Questo non è il massacro di un giorno, l’apice di una violentissima operazione militare. È quel che noi qua in Occidente sia un normalissimo giorno di “pace” a Gaza, dopo l’accordo proclamata da Donald Trump. È la nuova normalità di Gaza. Quella di un popolo che continua a sopravvivere nelle rovine, recluso da un altro popolo che continua a intercettare tutti gli aiuti che può intercettare, affinché i gazawi rimangano in una situazione di emergenza senza fine.
Domanda: cos’è successo per farci passare dalle piazze piene all’indifferenza, nel giro di poche settimane? Cosa ci ha spinto a credere che improvvisamente il problema non sia più il genocidio a Gaza, ma quattro facinorosi tra milioni di militanti che chiedono pietà per milioni di abitanti della Striscia, o qualche frase fuori posto di Francesca Albanese?
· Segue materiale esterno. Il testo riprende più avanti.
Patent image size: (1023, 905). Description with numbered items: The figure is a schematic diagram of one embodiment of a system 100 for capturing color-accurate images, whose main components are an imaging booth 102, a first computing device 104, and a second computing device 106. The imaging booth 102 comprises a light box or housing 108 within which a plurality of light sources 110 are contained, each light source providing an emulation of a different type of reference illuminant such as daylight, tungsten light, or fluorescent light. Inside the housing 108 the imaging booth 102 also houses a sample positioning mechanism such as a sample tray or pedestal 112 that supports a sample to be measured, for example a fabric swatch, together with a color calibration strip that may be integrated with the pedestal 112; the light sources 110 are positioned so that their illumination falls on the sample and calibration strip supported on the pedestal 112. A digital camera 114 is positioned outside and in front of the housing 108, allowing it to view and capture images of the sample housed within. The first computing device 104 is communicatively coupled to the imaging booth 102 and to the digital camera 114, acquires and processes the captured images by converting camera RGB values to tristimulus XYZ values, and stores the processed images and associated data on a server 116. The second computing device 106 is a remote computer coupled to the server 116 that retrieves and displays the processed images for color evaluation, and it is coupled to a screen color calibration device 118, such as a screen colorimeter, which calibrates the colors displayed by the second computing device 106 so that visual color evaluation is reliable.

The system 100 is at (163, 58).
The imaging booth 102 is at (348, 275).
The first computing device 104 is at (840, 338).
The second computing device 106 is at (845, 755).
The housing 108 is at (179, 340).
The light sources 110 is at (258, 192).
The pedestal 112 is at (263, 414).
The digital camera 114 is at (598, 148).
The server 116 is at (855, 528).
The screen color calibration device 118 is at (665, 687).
Davvero abbiamo perso il senso delle proporzioni fino a questo punto?
Qualche giorno fa, nelle ore immediatamente successive all’attentato antisemita di Bondi Beach, a Sydney, in Australia, qualcuno ha riesumato la vecchia teoria dello scontro di civiltà tra l’Occidente civilizzato e libero e l’Islam dei tagliagole. Con che faccia, e di quale superiore civiltà possiamo dirci di appartenere, se lasciamo che tutto questo accada nella Striscia, nella più totale indifferenza?
Se lasciamo morire in questo modo i bambini a Gaza, forse lo scontro di civiltà dovremmo combatterlo contro noi stessi, no?